A five month exhibition opens at the Tate Britain in February.
‘Picasso and Modern British Art’, a five-month exhibition which is on show at Tate Britain from February 12 next year, will explore the Málaga artist’s lifelong connections with Britain and his enormous impact on British modernism, in particular his influence on seven British artists, including Francis Bacon and David Hockney.
Tate Britain said the exhibition ‘will explore Picasso’s rise in Britain as a figure of both controversy and celebrity, tracing the ways in which his work was exhibited and collected here during his lifetime, and demonstrating that the British engagement with Picasso and his art was much deeper and more varied than generally has been appreciated’.
This major show will include over 150 works from private and public collections across the world, including over 60 paintings by Picasso. They will be exhibited chronologically, covering a period of 70 years, with pieces by Picasso alternating with pieces by Duncan Grant, Wyndham Lewis, Ben Nicholson, Henry Moore, Francis Bacon, Graham Sutherland and David Hockney, demonstrating a direct response to his work.

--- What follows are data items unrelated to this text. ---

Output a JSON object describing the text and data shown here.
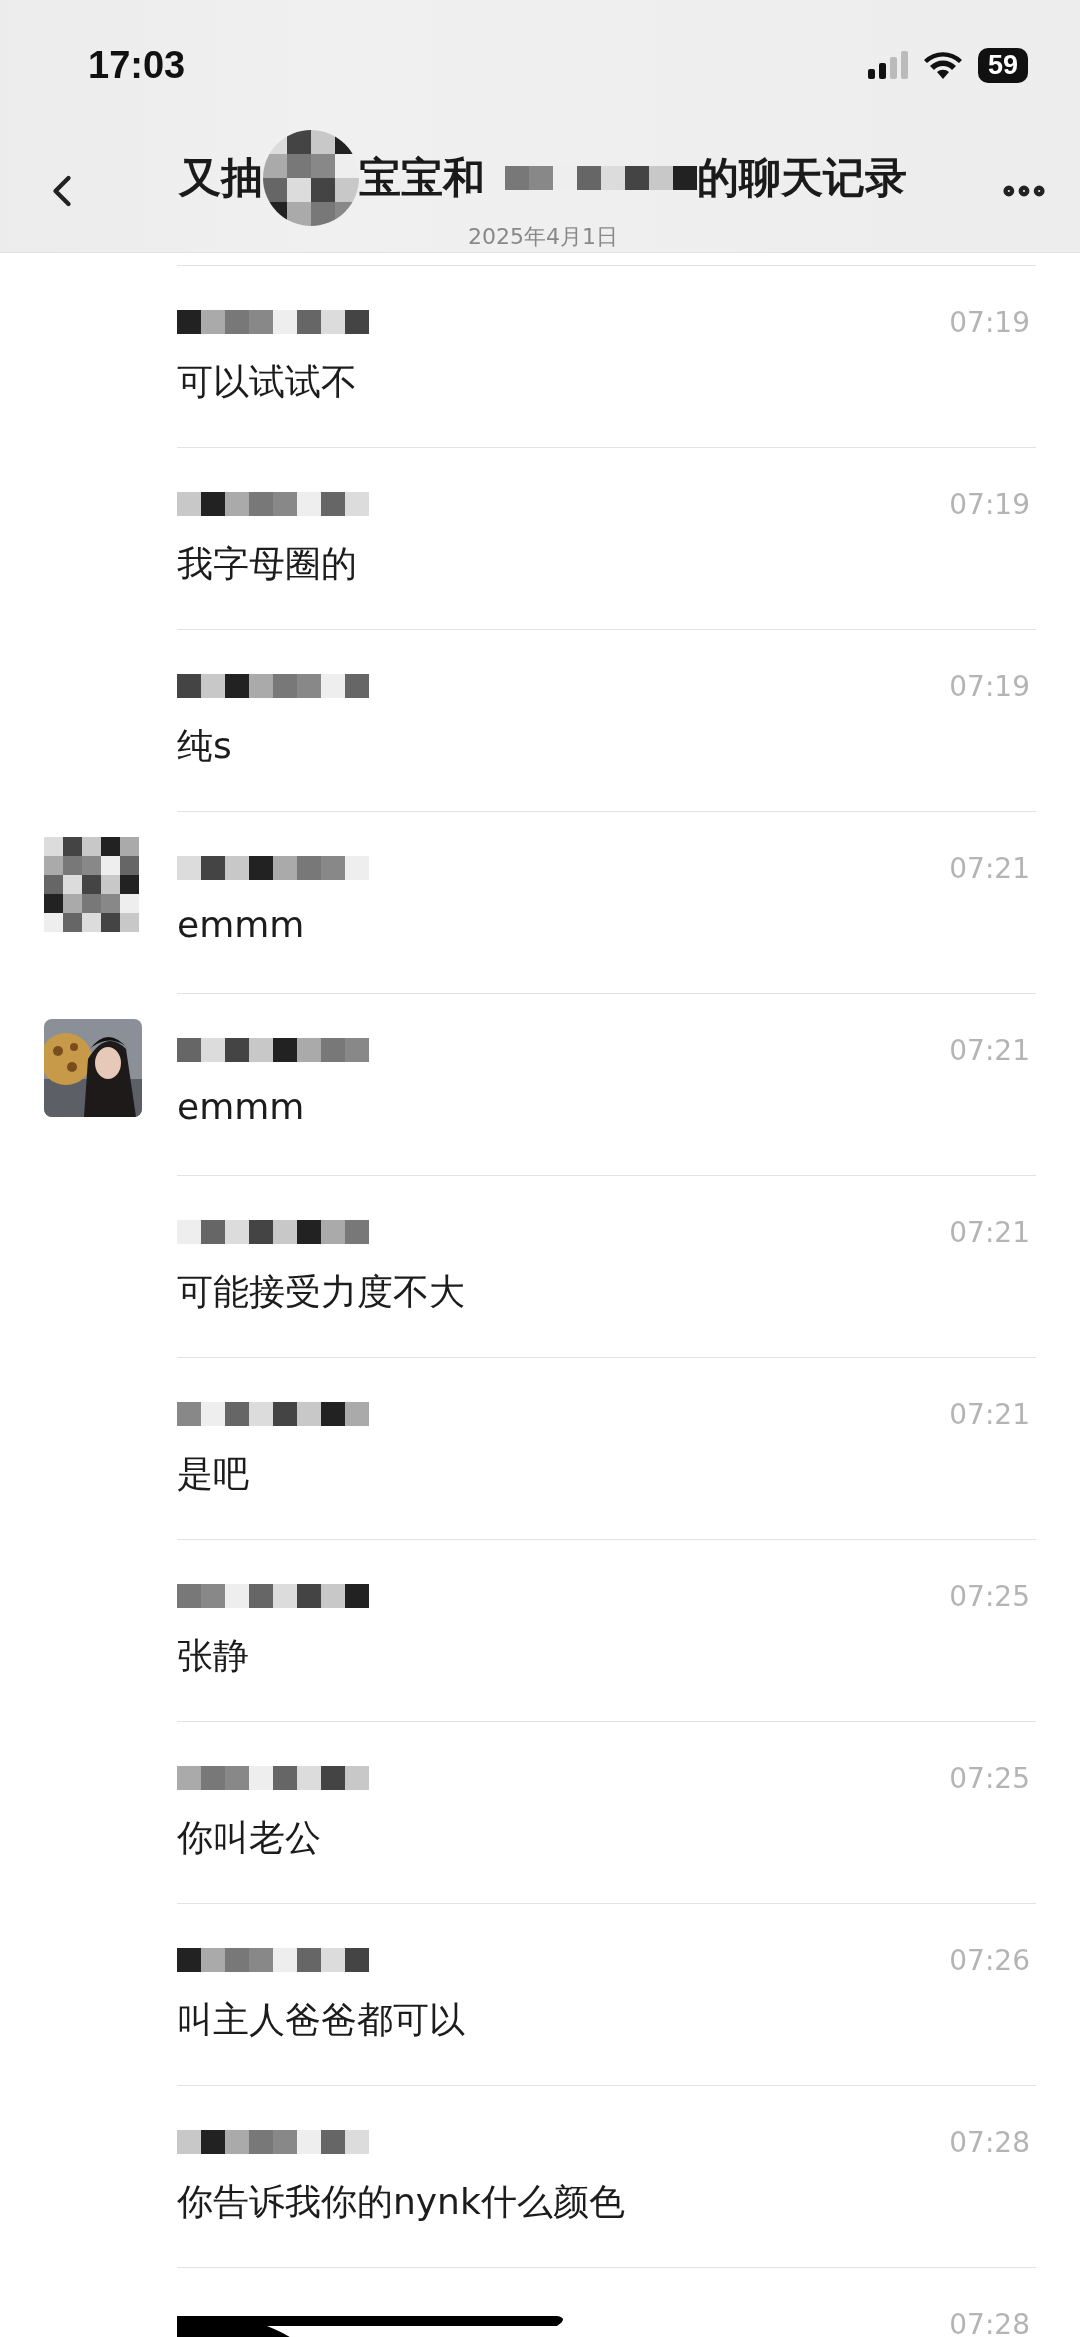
{
  "status_bar": {
    "time": "17:03",
    "battery": "59"
  },
  "header": {
    "title_parts": [
      "又抽",
      "宝宝和",
      "的聊天记录"
    ],
    "date": "2025年4月1日"
  },
  "messages": [
    {
      "kind": "plain",
      "time": "07:19",
      "text": "可以试试不"
    },
    {
      "kind": "plain",
      "time": "07:19",
      "text": "我字母圈的"
    },
    {
      "kind": "plain",
      "time": "07:19",
      "text": "纯s"
    },
    {
      "kind": "mosaic",
      "time": "07:21",
      "text": "emmm"
    },
    {
      "time": "07:21",
      "text": "emmm"
    },
    {
      "kind": "plain",
      "time": "07:21",
      "text": "可能接受力度不大"
    },
    {
      "kind": "plain",
      "time": "07:21",
      "text": "是吧"
    },
    {
      "kind": "plain",
      "time": "07:25",
      "text": "张静"
    },
    {
      "kind": "plain",
      "time": "07:25",
      "text": "你叫老公"
    },
    {
      "kind": "plain",
      "time": "07:26",
      "text": "叫主人爸爸都可以"
    },
    {
      "kind": "plain",
      "time": "07:28",
      "text": "你告诉我你的nynk什么颜色"
    },
    {
      "kind": "scribbled",
      "time": "07:28"
    }
  ]
}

For example, Francis Bacon’s ‘Three Studies for Figures at the Base of a Crucifixion’ will be displayed with Picasso paintings based on figures on the beach at Dinard, which the Tate said first inspired Bacon to take up painting seriously. In addition, there will be the chance to see a number of Hockney homages to the Málaga artist. David Hockney became so enamoured with Picasso that he visited his 1960 exhibition at the Tate no fewer than eight times. Members of the royal family were also amongst the visitors.
The show includes his 1925 painting ‘The Three Dancers’, which the Tate acquired after the 1960 exhibition.
Amongst the other Picasso pieces on show will be ‘Head of a Man with Moustache’, the Cubist work which was seen in the UK before the First World War when Cubism first began to be known there through exhibitions by the post-Impressionist artist Roger Fry. ‘Man with a Clarinet’ and ‘Weeping Woman’, works which were acquired by two major British collectors of Picasso, Douglas Cooper and Roland Penrose, will also be on display.
The show also takes a look at Picasso’s time in London, the three months in 1919 that the artist spent there designing scenery and costumes for Sergei Diaghilev’s Les Ballet Russes production of ‘The Three-Cornered Hat’. He worked from a studio in Floral Street in Covent Garden and was joined on his trip to London by his first wife, Olga Khokhlova, the Ballet Russes dancer who he had married the previous year.
Picasso was not widely known to the British public at this time, and it was immediately after the Second World War that he came to greater attention with an exhibition of his work at the Victoria & Albert Museum in 1945; the pieces by the Málaga artist and Henri Matisse had been sent over by the French government as thanks for the liberation from the Nazis.
The exhibition provoked hostility amongst conservative British society. El País notes a comment made by Winston Churchill to the President of the Royal Academy, Alfred Munnings, in response to the exhibition, ‘Alfred, if you met Picasso coming down the street, would you join me in kicking his ….?’
The Tate show will also consider the significance of Picasso’s political status in Britain, with photographs of the 1938-39 Guernica tour and of his only other visit to the country to attend the 1950 Peace Congress in Sheffield.